Hi everybody,
Since the beginning of January until late February in every Italian patisserie and bakery you can find lots of fried pastries.
This Sunday I decided to prepare a traditional Sardinian pastry: the “Para frittus“. They are very similar to the doughnuts, crispy on the outside and fluffy on the inside covered with granulated sugar.
The Sardinian name “Para frittus” literally means “frati fritti (fried Friars)” probably because the hole in the middle looks like the friars’ tonsure and the golden ring around the pastry (created by the oil’s level while frying) seems the white rope they wear as a belt on their tunic.
Whatever the name is, “Para frittus” are one of my favourite Carnival pastries!
Para frittus-Frati fritti
Soft Sardinian doughnuts covered with sugar
Ingredients
- plain flour: 500 grams
- medium eggs: 2
- caster sugar: 50 grams
- whole milk: 200 grams
- Brandy or Rum: 1 shot glass
- salt: 10 grams
- dry yeast: 5 gr
- unsalted butter or lard at room temperature: 50 grams
- organic orange (the grated zest): 1
- granulated sugar for the garnish (as needed)

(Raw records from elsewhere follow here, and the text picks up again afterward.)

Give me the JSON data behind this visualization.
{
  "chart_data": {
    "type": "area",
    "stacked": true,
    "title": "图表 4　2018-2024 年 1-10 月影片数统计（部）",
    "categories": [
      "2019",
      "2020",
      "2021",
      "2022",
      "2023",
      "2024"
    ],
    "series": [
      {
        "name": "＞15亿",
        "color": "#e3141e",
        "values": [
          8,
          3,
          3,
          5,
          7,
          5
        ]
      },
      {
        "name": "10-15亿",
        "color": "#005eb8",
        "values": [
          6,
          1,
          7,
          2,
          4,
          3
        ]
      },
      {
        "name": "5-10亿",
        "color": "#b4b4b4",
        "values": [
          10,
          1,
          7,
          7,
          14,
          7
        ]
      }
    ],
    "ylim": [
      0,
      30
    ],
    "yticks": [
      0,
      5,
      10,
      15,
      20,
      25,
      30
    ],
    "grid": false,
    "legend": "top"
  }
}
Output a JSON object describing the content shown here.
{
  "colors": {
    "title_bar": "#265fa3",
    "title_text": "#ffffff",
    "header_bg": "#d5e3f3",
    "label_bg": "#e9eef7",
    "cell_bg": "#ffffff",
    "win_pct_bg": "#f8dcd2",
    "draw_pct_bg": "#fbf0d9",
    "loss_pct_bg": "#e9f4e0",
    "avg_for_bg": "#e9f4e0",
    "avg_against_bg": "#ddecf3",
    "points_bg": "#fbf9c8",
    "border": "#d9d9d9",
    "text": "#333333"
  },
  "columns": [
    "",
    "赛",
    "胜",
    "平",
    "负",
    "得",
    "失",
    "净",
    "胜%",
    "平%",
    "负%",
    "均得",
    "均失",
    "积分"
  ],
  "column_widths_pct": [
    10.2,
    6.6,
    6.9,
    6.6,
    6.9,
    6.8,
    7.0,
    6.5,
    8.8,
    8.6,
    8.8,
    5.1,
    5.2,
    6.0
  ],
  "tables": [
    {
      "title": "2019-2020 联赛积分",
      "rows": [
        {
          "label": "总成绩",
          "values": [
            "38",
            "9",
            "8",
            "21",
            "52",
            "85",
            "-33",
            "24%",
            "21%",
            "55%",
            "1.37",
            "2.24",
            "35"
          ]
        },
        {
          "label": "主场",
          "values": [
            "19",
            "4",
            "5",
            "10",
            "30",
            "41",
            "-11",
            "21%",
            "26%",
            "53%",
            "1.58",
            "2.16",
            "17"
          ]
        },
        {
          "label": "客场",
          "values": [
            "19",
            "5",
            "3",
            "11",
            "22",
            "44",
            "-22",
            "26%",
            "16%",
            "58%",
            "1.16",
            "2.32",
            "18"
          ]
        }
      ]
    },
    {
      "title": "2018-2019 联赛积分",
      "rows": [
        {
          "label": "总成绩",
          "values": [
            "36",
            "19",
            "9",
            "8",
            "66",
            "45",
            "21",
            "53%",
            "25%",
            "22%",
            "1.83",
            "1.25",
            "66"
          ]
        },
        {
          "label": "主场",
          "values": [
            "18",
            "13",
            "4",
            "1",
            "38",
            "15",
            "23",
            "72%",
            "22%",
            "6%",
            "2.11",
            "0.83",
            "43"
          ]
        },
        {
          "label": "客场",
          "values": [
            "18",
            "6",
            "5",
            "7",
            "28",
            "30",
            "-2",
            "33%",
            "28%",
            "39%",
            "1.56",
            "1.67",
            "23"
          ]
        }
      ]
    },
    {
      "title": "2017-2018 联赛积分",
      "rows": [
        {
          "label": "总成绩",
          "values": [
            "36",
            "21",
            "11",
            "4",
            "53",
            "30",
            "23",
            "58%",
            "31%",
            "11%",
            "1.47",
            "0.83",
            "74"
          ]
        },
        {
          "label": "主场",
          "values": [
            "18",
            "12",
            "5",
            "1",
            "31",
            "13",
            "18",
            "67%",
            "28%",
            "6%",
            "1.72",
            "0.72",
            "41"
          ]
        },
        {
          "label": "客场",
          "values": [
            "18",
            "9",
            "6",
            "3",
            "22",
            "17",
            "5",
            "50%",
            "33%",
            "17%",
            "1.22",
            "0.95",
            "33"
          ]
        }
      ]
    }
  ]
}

- sunflower oil for frying (as needed)
Instructions
- Put the dry yeast into the lukewarm milk, stir well and set aside in a warm place for 10 minutes.In the meanwhile put the flour, sugar and orange zest into the food processor. Start the food processor and add the eggs slightly beaten with the salt. Slowly add also the liquor and the mix of milk and yeast until you'll have a smooth and well combined dough. Add the butter a little at a time and work the dough until the butter is incorporated.
- Transfer the dough on a lightly floured surface and knead it a little, create a ball and set it into a big bowl. Cover with cling film and let it proof overnight (or for 8 hours at least).
- After the resting time put the dough on the worktop, knead it and fold it toward the centre for a couple of time. Divide it into 10/12 little pieces and roll them into balls. Let them rise on a wooden board or on piece of parchment paper covered with some flour, cover with a tea towel and let them rise for 10 minutes. Then put a finger in the centre of each one and swirling them on the floured worktop create a hole, like a doughnut.
- Put the pastries again on the wooden board and let them rise until they duplicate their volume.
- Heat the oil and deep fry the para frittus turning them upside down a couple of time until golden brown.Drain them with a slotted spoon and immediately roll them into the granulated sugar.Serve them warm.